FY 2019 Annual Performance Plan and Report - Overview

Fiscal Year 2019
Released April, 2018
 

The U.S. Department of Health and Human Services is the United States government’s principal agency for protecting the health of all Americans and providing essential human services. 

Operating divisions (OpDivs), including agencies in the United States Public Health Service and human service agencies, administer HHS programs.  Staff divisions (StaffDivs) provide leadership, direction, and policy and management guidance to the Department.  Throughout this document, the operating divisions and staff divisions will be collectively referred to as HHS components. 

Through its programming and other activities, HHS works closely with state, local, and U.S. territorial governments.  The Federal Government has a unique legal and political government-to-government relationship with tribal governments and provides health services for American Indians and Alaska Natives consistent with this special relationship.  HHS works with tribal governments, urban Indian organizations, and other tribal organizations to facilitate greater consultation and coordination between state and tribal governments on health and human services.

HHS also has strong partnerships with the private sector and nongovernmental organizations.  The Department works with regulated industries, academic institutions, trade organizations, and advocacy groups to leverage resources from organizations and individuals with shared interests.  By collaborating, HHS accomplishes its mission in ways that are the least burdensome and most beneficial to the American public.  Private sector grantees, such as academic institutions and faith-based and neighborhood partnerships, provide HHS-funded services at the local level.  In addition, HHS works closely with other Federal departments and international partners to coordinate efforts and ensure the maximum benefit for the public.

Mission Statement

The mission of the U.S. Department of Health and Human Services is to enhance the health and well-being of Americans by providing for effective health and human services and by fostering sound, sustained advances in the sciences underlying medicine, public health, and social services.

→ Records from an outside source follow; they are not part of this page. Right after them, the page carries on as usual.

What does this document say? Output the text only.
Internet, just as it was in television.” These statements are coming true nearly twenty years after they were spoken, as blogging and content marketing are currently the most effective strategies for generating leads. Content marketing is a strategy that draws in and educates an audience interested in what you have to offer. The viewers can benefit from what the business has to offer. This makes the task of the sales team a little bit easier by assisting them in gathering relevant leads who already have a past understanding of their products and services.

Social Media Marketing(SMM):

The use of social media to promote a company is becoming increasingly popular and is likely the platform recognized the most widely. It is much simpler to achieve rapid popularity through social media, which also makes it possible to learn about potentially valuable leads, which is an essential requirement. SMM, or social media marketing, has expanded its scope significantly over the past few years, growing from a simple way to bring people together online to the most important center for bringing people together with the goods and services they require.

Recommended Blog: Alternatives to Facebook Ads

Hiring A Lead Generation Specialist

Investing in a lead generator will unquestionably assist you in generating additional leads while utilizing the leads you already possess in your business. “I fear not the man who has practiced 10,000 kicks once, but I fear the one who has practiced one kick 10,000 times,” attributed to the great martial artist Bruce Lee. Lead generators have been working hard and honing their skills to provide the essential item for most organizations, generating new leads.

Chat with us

HHS Organizational Structure

The Department includes 11 operating divisions that administer HHS programs:

  • Administration for Children and Families (ACF)
  • Administration for Community Living (ACL)
  • Agency for Healthcare Research (AHRQ)[1]
  • Agency for Toxic Substances and Disease Registry (ATSDR)
  • Centers for Disease Control and Prevention (CDC)
  • Centers for Medicare & Medicaid Services (CMS)
  • Food and Drug Administration (FDA)
  • Health Resources and Services Administration (HRSA)
  • Indian Health Service (IHS)
  • National Institutes of Health and (NIH)
  • Substance Abuse and Mental Health Services Administration (SAMHSA)

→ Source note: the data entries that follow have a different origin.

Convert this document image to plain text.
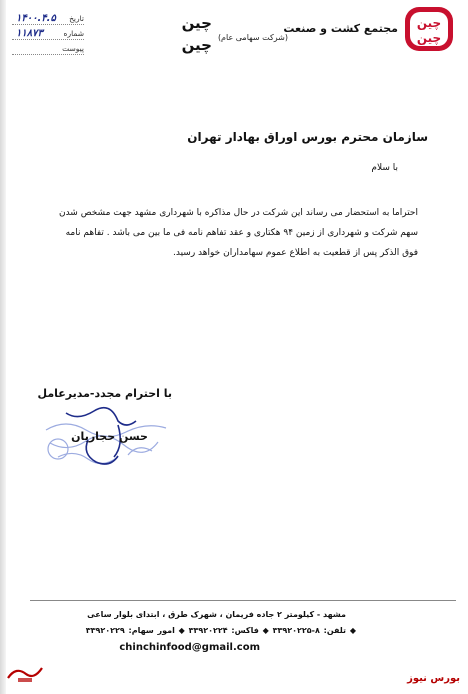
چین
چین
مجتمع کشت و صنعت
چین
چین (شرکت سهامی عام)
تاریخ
۱۴۰۰.۴.۵
شماره
۱۱۸۷۳
پیوست
سازمان محترم بورس اوراق بهادار تهران
با سلام
احتراما به استحضار می رساند این شرکت در حال مذاکره با شهرداری مشهد جهت مشخص شدن
سهم شرکت و شهرداری از زمین ۹۴ هکتاری و عقد تفاهم نامه فی ما بین می باشد . تفاهم نامه
فوق الذکر پس از قطعیت به اطلاع عموم سهامداران خواهد رسید.
با احترام مجدد-مدیرعامل
حسن حجاریان
مشهد - کیلومتر ۲ جاده فریمان ، شهرک طرق ، ابتدای بلوار ساعی
◆ تلفن: ۸-۳۳۹۲۰۲۲۵ ◆ فاکس: ۳۳۹۲۰۲۲۴ ◆ امور سهام: ۳۳۹۲۰۲۲۹
chinchinfood@gmail.com
بورس نیوز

In addition, 14 staff divisions and the Immediate Office of the Secretary (IOS) coordinate Department operations and provide guidance to the operating divisions:

  • Assistant Secretary for Administration (ASA)
  • Assistant Secretary for Financial Resources (ASFR)
  • Assistant Secretary for Health (OASH)
  • Assistant Secretary for Legislation (ASL)
  • Assistant Secretary for Planning and Evaluation (ASPE)
  • Assistant Secretary for Preparedness and Response (ASPR)
  • Assistant Secretary for Public Affairs (ASPA)
  • Office for Civil Rights (OCR)
  • Departmental Appeals Board (DAB)
  • Office of the General Counsel (OGC)
  • Office of Global Affairs (OGA)
  • Office of Inspector General (OIG)
  • Office of Medicare Hearings and Appeals (OMHA)
  • Office of the National Coordinator for Health Information Technology (ONC)

The HHS organizational chart is available at https://www.hhs.gov/about/orgchart/.


[1] In FY 2019, AHRQ’s activities will be consolidated within NIH as the National Institute for Research Safety and Quality.